We could already see a clear seasonality in our earlier graph, but we can try looking at our data using quarter year grouping.

Seasonality (Continued)

data_ts |>
  index_by(year = floor_date(date, 'quarter')) |>
  summarise(avg_page_views = mean(page_views, na.rm = TRUE)) |>
  ggplot(mapping = aes(x = year, y = avg_page_views)) +
  geom_line() +
  # geom_smooth(span = 0.3, color = 'blue', se=FALSE, ) +
  labs(title = "Average Page Views Over Time",
       subtitle = "(by quarter year)") +
  scale_x_date(breaks = "1 year", labels = \(x) year(x)) +
  theme_hc()
## Warning: Removed 1 row containing missing values or values outside the scale range
## (`geom_line()`).

We can again see the pattern closely resembling the sine curve. Page views keep rising and falling in a 5-6 month time frame.

Autocorrelation

acf(data_ts, ci = 0.95, na.action = na.exclude)

As the lag increases, correlation goes down. In other words, each value is more correlated to closer past than distant past.

Partial Correlation

pacf(data_xts, na.action = na.exclude, 
     xlab = "Lag", main = "PACF for Page Views")
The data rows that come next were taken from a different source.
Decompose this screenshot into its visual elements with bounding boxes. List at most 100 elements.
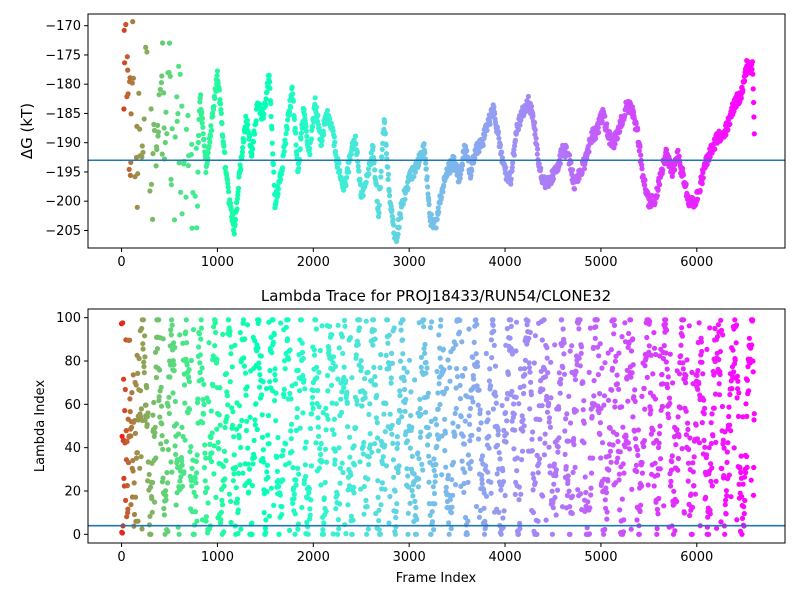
top-x-tick-label: 1000	[201, 255, 234, 270]
bottom-data-point	[124, 439, 130, 445]
bottom-data-point	[701, 437, 707, 443]
bottom-data-point	[511, 446, 517, 452]
bottom-data-point	[679, 333, 686, 339]
bottom-data-point	[741, 504, 747, 510]
bottom-data-point	[236, 403, 243, 409]
bottom-data-point	[630, 414, 636, 420]
bottom-data-point	[496, 450, 502, 456]
top-data-point	[612, 141, 618, 147]
bottom-data-point	[578, 350, 584, 356]
bottom-data-point	[400, 351, 406, 357]
bottom-data-point	[712, 325, 718, 332]
bottom-data-point	[425, 425, 431, 431]
bottom-data-point	[742, 497, 748, 504]
bottom-data-point	[443, 464, 449, 470]
bottom-data-point	[546, 415, 553, 421]
bottom-data-point	[169, 317, 175, 323]
bottom-data-point	[119, 530, 125, 536]
top-data-point	[469, 168, 475, 174]
bottom-data-point	[654, 506, 661, 513]
bottom-data-point	[565, 477, 571, 483]
bottom-data-point	[361, 511, 367, 517]
bottom-data-point	[631, 428, 638, 434]
bottom-data-point	[332, 457, 338, 463]
top-data-point	[216, 87, 222, 93]
bottom-data-point	[168, 332, 174, 338]
bottom-data-point	[639, 460, 645, 466]
bottom-data-point	[257, 372, 263, 378]
bottom-data-point	[229, 364, 235, 370]
bottom-data-point	[399, 414, 405, 420]
bottom-data-point	[123, 497, 129, 503]
top-data-point	[390, 217, 396, 223]
top-data-point	[198, 92, 204, 98]
bottom-data-point	[197, 369, 203, 376]
bottom-data-point	[582, 474, 588, 480]
top-data-point	[383, 151, 390, 157]
bottom-data-point	[543, 517, 549, 523]
top-data-point	[389, 207, 395, 213]
bottom-data-point	[531, 475, 537, 481]
top-data-point	[313, 104, 319, 110]
top-data-point	[683, 181, 689, 187]
bottom-data-point	[704, 346, 710, 352]
bottom-data-point	[392, 531, 398, 537]
bottom-data-point	[365, 476, 371, 482]
top-data-point	[652, 200, 658, 206]
bottom-data-point	[706, 445, 712, 451]
bottom-data-point	[669, 453, 675, 459]
top-data-point	[422, 150, 428, 156]
bottom-data-point	[699, 359, 705, 365]
bottom-data-point	[339, 334, 345, 340]
top-data-point	[377, 184, 383, 191]
top-data-point	[147, 188, 153, 194]
bottom-data-point	[300, 373, 306, 379]
bottom-data-point	[200, 411, 207, 417]
bottom-data-point	[620, 529, 627, 535]
bottom-data-point	[371, 327, 377, 333]
bottom-data-point	[404, 466, 410, 472]
bottom-data-point	[416, 456, 422, 462]
bottom-data-point	[394, 501, 400, 507]
bottom-data-point	[691, 454, 697, 460]
top-data-point	[124, 54, 130, 60]
bottom-data-point	[230, 422, 236, 428]
top-data-point	[130, 19, 136, 25]
top-data-point	[285, 117, 291, 123]
bottom-data-point	[216, 412, 222, 418]
bottom-data-point	[252, 417, 258, 423]
top-data-point	[261, 111, 267, 117]
bottom-axes-frame	[87, 308, 786, 544]
top-data-point	[400, 201, 406, 207]
top-data-point	[593, 135, 599, 142]
bottom-data-point	[494, 442, 501, 448]
bottom-data-point	[614, 459, 620, 465]
bottom-y-tick-label: 100	[56, 311, 81, 326]
top-data-point	[538, 165, 544, 171]
bottom-data-point	[466, 326, 472, 332]
bottom-data-point	[644, 334, 650, 341]
bottom-data-point	[562, 451, 568, 457]
bottom-data-point	[700, 371, 706, 377]
bottom-data-point	[372, 382, 379, 388]
top-data-point	[227, 200, 234, 206]
top-y-tick-label: −195	[45, 165, 81, 180]
bottom-data-point	[449, 477, 455, 483]
top-data-point	[309, 124, 316, 130]
bottom-data-point	[398, 327, 404, 333]
bottom-data-point	[503, 439, 509, 445]
bottom-data-point	[713, 478, 719, 484]
bottom-data-point	[450, 459, 457, 465]
top-y-tick-label: −190	[45, 136, 81, 151]
top-data-point	[366, 171, 372, 177]
bottom-data-point	[694, 436, 701, 442]
top-data-point	[376, 210, 382, 216]
bottom-data-point	[656, 431, 663, 437]
bottom-data-point	[169, 469, 175, 475]
top-data-point	[148, 181, 155, 187]
bottom-data-point	[592, 335, 598, 341]
bottom-data-point	[513, 348, 519, 354]
bottom-data-point	[209, 459, 215, 465]
top-data-point	[343, 183, 349, 189]
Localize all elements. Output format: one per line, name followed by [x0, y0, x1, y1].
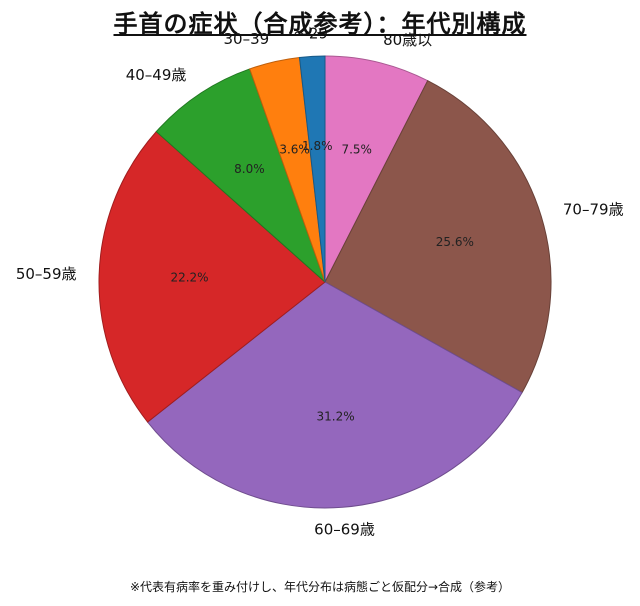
pie-category-labels: 80歳以 70–79歳 60–69歳 50–59歳 40–49歳 30–39 〜29	[16, 24, 624, 538]
pie-category-label-2: 60–69歳	[314, 520, 375, 538]
pie-percent-label-3: 22.2%	[170, 270, 208, 284]
chart-footnote: ※代表有病率を重み付けし、年代分布は病態ごと仮配分→合成（参考）	[129, 580, 511, 594]
pie-category-label-3: 50–59歳	[16, 265, 77, 283]
pie-category-label-0: 80歳以	[383, 31, 432, 49]
pie-percent-label-5: 3.6%	[279, 142, 310, 156]
pie-slice-2	[146, 281, 523, 509]
pie-category-label-1: 70–79歳	[563, 201, 624, 219]
pie-category-label-4: 40–49歳	[126, 66, 187, 84]
pie-percent-label-0: 7.5%	[341, 143, 372, 157]
pie-category-label-5: 30–39	[224, 30, 270, 48]
pie-slice-0	[324, 55, 429, 283]
pie-slice-6	[298, 55, 326, 283]
pie-percent-label-2: 31.2%	[317, 410, 355, 424]
pie-percent-label-4: 8.0%	[234, 162, 265, 176]
pie-percent-label-6: 1.8%	[302, 139, 333, 153]
pie-category-label-6: 〜29	[294, 24, 328, 42]
pie-slice-4	[155, 68, 326, 283]
pie-slice-1	[324, 80, 552, 394]
pie-slices	[98, 55, 552, 509]
pie-percent-labels: 7.5% 25.6% 31.2% 22.2% 8.0% 3.6%1.8%	[170, 139, 473, 424]
pie-slice-3	[98, 130, 326, 423]
pie-percent-label-1: 25.6%	[436, 235, 474, 249]
chart-title: 手首の症状（合成参考）：年代別構成	[113, 10, 527, 38]
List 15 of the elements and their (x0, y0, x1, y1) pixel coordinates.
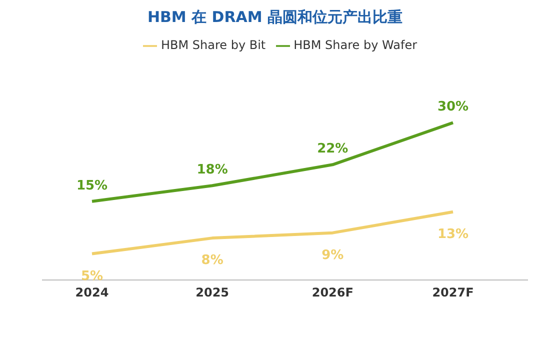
legend-label: HBM Share by Wafer (294, 38, 418, 52)
data-label: 5% (80, 268, 104, 284)
legend-label: HBM Share by Bit (160, 38, 266, 52)
chart-title: HBM 在 DRAM 晶圆和位元产出比重 (146, 8, 404, 28)
data-label: 30% (437, 100, 469, 115)
x-tick-label: 2026F (312, 286, 354, 300)
data-label: 9% (322, 248, 344, 263)
data-label: 22% (317, 142, 348, 157)
x-tick-label: 2025 (196, 286, 230, 300)
data-label: 18% (196, 162, 228, 178)
data-label: 8% (201, 253, 224, 268)
x-tick-label: 2024 (75, 286, 109, 300)
data-label: 15% (76, 178, 108, 194)
data-label: 13% (437, 226, 469, 242)
x-tick-label: 2027F (432, 286, 474, 300)
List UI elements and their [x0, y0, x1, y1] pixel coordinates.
From this plot, we can infer that each value is significantly correlated with its closer past, and correlation becomes insignificant later.

Overall:

The first thing we noticed about our data was an uptrend from 2016 to 2018 and then a downtrend from 2018 and onward. Then we used rolling average to detect seasonality. We observed repeating pattern in that plot, page views seemed to go higher in the beginning of the year and drop in the middle. We also looked at the trends using linear regression to clear our initial skepticism. We saw both positive (2016-2018) and negative trends (2018-2020). Then we clarified seasonality again by plotting quarterly mean data. And lastly even though seasonality wasn’t clear in ACF and PACF, we still saw statistically significant correlations in ACF throughout the time frame while PACF only showed significant correlations in the beginning.

It’s difficult to connect these findings to my sports dataset I’ve been using in the class because these were just page views, however I observed that revenue of some universities like Ball State followed similar patterns here. But that could be coincidence. That’s all!